Father, 55, who smuggled drugs in his stomach is jailed
A 55-year-old who brought thousands of dollars worth of drugs into the Island in his stomach was jailed for four years yesterday.
Neilson Keith Burgess pleaded guilty at Magistrates' Court to importing crack cocaine and cannabis resin with a street value of $4,550 and $4,090, respectively, on January 3.
Crown counsel Larissa Burgess said he was questioned by customs officers after landing at L.F. Wade International Airport on a Miami flight returning to Bermuda from Jamaica.
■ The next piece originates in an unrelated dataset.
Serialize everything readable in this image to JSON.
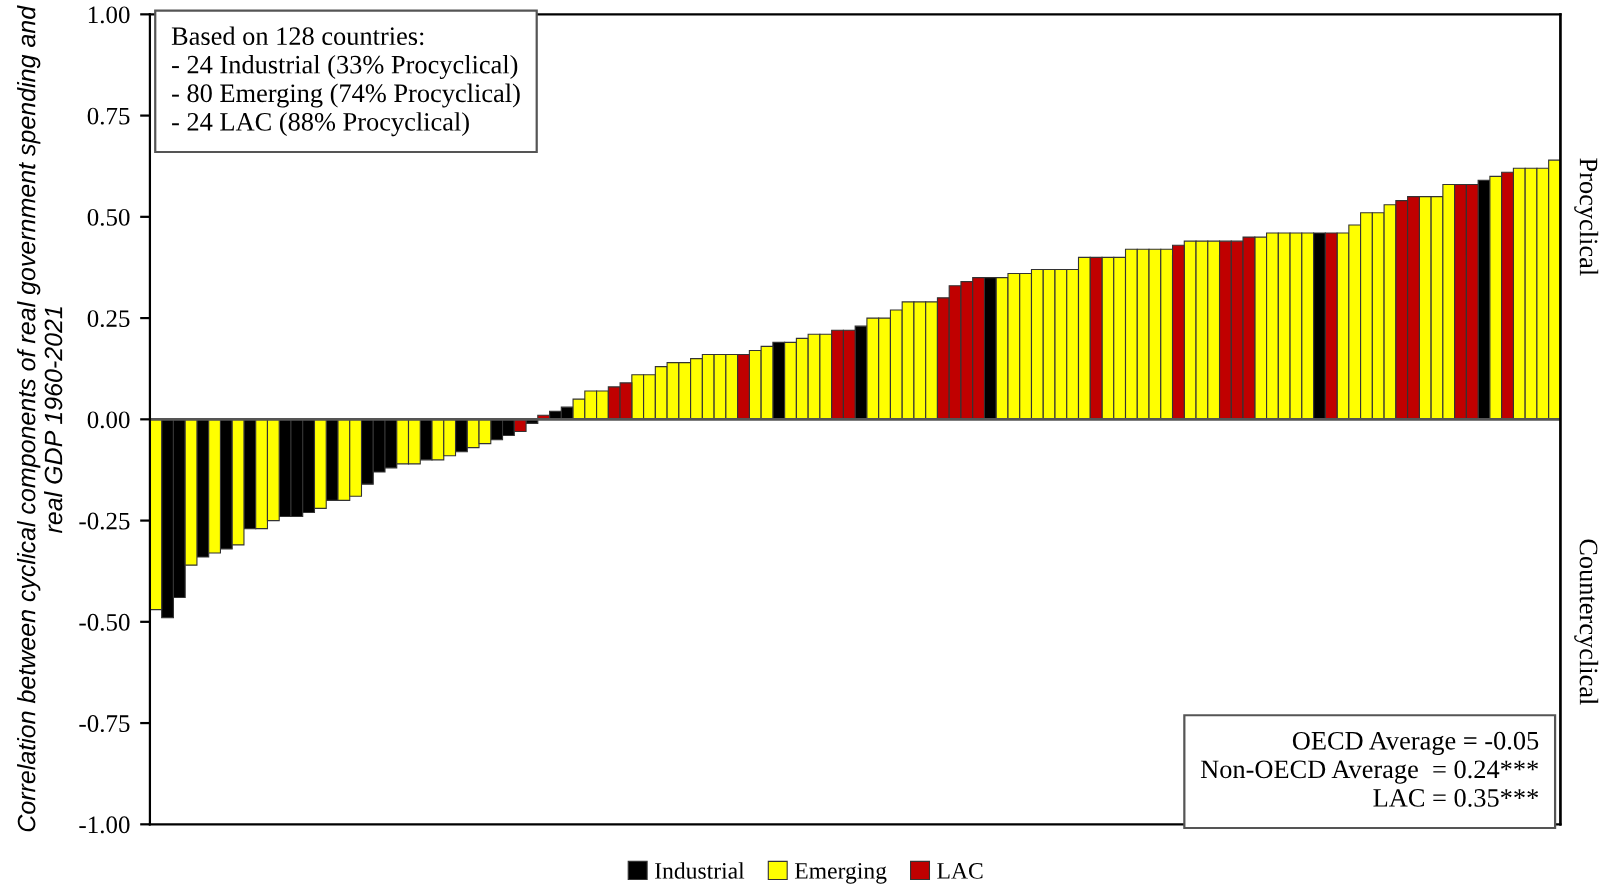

She said Burgess was told officers had information that he was carrying controlled drugs in his stomach. "The defendant's face immediately started to twitch," she said, adding that he told the officers he had "two pellets of gum and coke". Ms Burgess said he added: "I was just trying to make a little cash."
Burgess, a self-employed painter, was taken to King Edward VII Memorial Hospital, where an X-ray showed foreign objects in his stomach. He was admitted to the Emergency Department and over the next few days excreted 11 cylindrical pellets.
Tests revealed that eight of the pellets contained a total of 40.93 grams of cannabis resin. Three pellets held a total of 14.74 grams of crack cocaine.
Kenrick James, mitigating, said Burgess, of St. David's Road, was a first-time offender who was separated from his wife and had a 17-year-old daughter in school to support.
"He recognises the seriousness of his offences and he's also stated that he had some challenges in the past with some substances, which he's tried to deal with.
"He realises now that he needs help and he's willing to submit himself to any assistance that the society or the community can afford him."
Senior Magistrate Archibald Warner refused a request for a social inquiry report and said: "This is simply a callous importation of serious drugs for money."
He said Burgess could have got ten years but his early guilty plea and the fact that he had no previous offences at his age went in his favour. He sentenced him to four years in jail for both importation offences, to run concurrently.
The Crown offered no evidence on two counts of possession with intent to supply the drugs, which Burgess had denied.